Donna Wille of Meeker is involved in the effort locally. For more information, or to make a contribution, you can contact Wille at bdylee@aol.com, or go to www.soldiersangels.com.
• • • • •
As a follow-up to a presentation he gave Oct. 27 at the Community Networking Meeting in Rangely, Kimball Rasmussen, chief executive officer of Deseret Power provided Internet links that deal with the subject matter he talked about: climate change.
The links are: http://scienceandpublicpolicy.org/other/rational_look.html and http://www.nwppa.org/web/presentations/09_Annual_mtg/Rasmussen_Climate_Change.pdf.
• • • • •
Sam and Ginny continue to work to resolve the nitrate problem at Cross L Estates, their subdivision west of Meeker.
High levels of nitrates prompted the Loves to advise residents of the subdivision to use bottled water for drinking and cooking.
“We are working on a nitrate filtration system for our water well and hoping that Jeremy (Simmons, Rio Blanco County) can look into a source (of the problem),” Ginny Love said. “We are hoping that the county will step in and assist in locating (the source of the nitrate problem), as it is not just our well. Ours seems to stay about the same (level), but it is still spiked. The source is still unknown at this time; we’re just trying to narrow it down.”
• • • • •
Whenever someone starts out a conversation with, “I saw you had a muff on the front page of the paper,” it makes me queasy.
Turns out I misidentified JoD Stults of Rangely as a sophomore, when he’s actually a freshman.
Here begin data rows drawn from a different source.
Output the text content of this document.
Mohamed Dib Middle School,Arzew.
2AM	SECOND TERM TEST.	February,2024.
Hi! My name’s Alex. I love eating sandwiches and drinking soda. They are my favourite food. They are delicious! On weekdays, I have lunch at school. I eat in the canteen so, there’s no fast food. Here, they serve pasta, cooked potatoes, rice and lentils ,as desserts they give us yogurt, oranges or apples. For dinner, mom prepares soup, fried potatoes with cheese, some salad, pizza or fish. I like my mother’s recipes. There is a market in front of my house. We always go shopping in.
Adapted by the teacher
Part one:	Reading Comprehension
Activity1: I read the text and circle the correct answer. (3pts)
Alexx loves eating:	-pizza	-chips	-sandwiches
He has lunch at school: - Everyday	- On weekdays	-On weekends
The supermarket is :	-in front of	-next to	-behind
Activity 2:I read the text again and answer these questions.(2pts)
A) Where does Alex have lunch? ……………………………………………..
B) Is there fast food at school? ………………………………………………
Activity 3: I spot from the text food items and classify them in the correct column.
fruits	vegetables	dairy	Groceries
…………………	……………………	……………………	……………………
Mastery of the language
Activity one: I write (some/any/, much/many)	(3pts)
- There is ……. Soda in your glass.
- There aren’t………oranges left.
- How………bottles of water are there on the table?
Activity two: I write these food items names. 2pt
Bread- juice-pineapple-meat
Sorry, JoD.
• • • • •
Congratulations to Meeker’s Roni Bibb, who was judged the 2010 Mrs. Colorado International last Saturday at the state pageant in Montrose.
Roni will now advance to the national pageant in July in Chicago.
Way to go, Roni.
• • • • •
I walk most places — except when going between Meeker and Rangely, of course — and the other day, I had someone ask me, “Do you even own a car?”
I guess I must be getting a reputation.
• • • • •
One problem with walking so much is you can leave the keys to your house in your coat pocket back at the office — because the weather is so nice outside — when you walk home for lunch. So then you have to walk all the way back to the office to retrieve them. Not that I’ve ever done that, of course.